Let $H,K$ be group where $\phi: K \rightarrow \operatorname{Aut}(H)$ is a homomorphism. Also, let $G=H \rtimes_{\phi} K$.
Show that $C_H(K) = N_H(K)$
Proof: Let $h\in N_H(K)=\{h\in H: hKh^{-1}=K\}$. Then for any $k\in K$, $\exists \; k' \in K$ where $hkh^{-1}=k'$. Let $\pi_{k'}(h)$ be an action by left conjugation that affords $\phi$. Then $\pi_{k'}(h)=k'hk'^{-1}=(hkh^{-1})h(hkh^{-1})^{-1}=hkh^{-1}hhk^{-1}h^{-1}=(hk)h(hk)^{-1}$. Thus $hk=k'$ and since $H\cap K=1$, then $h=1$. Thus $N_H(K)=1$ and $C_H(K)=1$ (as it is a subgroup of $N$).
Is this proof correct? Huge Thanks goes out to anyone who helps me out here!
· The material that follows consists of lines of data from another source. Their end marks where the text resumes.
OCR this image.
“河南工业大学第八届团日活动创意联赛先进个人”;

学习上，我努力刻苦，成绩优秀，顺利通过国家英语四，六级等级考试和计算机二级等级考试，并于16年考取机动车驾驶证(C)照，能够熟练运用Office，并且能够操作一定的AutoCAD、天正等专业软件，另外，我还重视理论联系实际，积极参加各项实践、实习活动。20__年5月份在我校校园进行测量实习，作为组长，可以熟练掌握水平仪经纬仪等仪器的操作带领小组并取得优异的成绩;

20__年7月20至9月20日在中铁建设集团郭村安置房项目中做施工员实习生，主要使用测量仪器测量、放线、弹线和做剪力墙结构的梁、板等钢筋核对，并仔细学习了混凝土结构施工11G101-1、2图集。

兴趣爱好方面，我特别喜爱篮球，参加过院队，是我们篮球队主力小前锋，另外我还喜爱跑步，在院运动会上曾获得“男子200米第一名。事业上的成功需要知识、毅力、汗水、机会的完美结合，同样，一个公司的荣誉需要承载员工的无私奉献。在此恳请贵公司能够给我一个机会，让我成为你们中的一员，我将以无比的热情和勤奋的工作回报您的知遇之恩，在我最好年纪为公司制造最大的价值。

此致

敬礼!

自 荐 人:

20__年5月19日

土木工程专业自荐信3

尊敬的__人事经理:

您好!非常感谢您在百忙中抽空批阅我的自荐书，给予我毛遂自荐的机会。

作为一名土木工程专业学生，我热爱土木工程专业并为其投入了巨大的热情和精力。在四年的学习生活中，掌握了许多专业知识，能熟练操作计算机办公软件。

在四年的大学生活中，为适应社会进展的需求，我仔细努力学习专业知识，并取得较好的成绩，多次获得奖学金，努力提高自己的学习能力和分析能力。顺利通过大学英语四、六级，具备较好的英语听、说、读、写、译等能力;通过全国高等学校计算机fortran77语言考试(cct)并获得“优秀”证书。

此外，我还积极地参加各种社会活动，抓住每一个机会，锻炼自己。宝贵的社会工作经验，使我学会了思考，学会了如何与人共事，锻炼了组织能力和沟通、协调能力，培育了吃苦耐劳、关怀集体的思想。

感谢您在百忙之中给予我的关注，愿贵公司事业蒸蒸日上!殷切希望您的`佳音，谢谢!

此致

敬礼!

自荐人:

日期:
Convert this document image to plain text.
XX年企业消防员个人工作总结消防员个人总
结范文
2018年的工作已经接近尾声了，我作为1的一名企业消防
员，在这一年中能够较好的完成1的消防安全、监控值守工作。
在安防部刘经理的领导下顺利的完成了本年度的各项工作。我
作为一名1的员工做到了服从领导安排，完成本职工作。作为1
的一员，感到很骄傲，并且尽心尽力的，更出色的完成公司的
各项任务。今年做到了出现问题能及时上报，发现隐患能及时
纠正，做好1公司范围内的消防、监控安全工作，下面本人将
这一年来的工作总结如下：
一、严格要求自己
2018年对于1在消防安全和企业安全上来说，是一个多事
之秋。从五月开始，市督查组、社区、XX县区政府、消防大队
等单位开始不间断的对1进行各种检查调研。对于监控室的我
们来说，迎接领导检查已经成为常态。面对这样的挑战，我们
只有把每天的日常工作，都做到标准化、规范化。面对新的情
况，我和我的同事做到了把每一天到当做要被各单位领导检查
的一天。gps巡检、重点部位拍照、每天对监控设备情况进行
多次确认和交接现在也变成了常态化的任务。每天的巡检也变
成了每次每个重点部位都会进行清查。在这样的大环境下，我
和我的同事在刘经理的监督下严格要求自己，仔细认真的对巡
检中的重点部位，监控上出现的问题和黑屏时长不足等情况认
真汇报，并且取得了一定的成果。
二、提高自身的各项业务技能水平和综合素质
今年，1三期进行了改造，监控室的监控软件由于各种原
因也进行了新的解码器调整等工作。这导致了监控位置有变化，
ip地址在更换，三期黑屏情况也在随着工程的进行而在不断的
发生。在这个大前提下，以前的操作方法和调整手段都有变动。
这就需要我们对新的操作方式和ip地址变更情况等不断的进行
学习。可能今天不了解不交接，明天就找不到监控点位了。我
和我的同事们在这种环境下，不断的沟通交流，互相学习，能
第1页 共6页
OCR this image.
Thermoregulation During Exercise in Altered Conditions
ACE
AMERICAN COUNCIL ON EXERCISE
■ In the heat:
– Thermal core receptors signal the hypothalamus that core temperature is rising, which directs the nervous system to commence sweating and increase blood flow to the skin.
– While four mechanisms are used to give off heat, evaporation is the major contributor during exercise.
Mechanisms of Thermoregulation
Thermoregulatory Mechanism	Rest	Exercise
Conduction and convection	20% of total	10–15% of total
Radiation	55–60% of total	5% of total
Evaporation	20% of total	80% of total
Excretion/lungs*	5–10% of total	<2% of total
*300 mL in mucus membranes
With the notation in $\phi_k = \phi(k) \in \operatorname{Aut} H$, the multiplication is given by $$ (h_1, k_1) (h_2, k_2) = (h_1\, \phi_{k_1}(h_2), k_1 k_2). $$ You have probably already done the calculations to show that $H$ and $K$ embed in $G = H \rtimes_\phi K$ as $$ \{ (h, 1) \mid h \in H \} \quad \text{and} \quad \{ (1, k) \mid k \in K \}. $$ Also, you've likely worked out that $$ (h, k)^{-1} = ( \phi_{k^{-1}}(h^{-1}), k^{-1}). $$ Now choose $h \in H$ and $k \in K$ and conjugate in $G$: $$ (h, 1) (1, k) (h, 1)^{-1} = (h, k) (h^{-1}, 1) = (h \phi_k(h^{-1}), k). $$ If $h \in N_H(K)$, then $(h \phi_k(h^{-1}), k) = (1, k')$ for some $k' \in K$. This implies that $k' = k$, so $h \in C_H(K)$.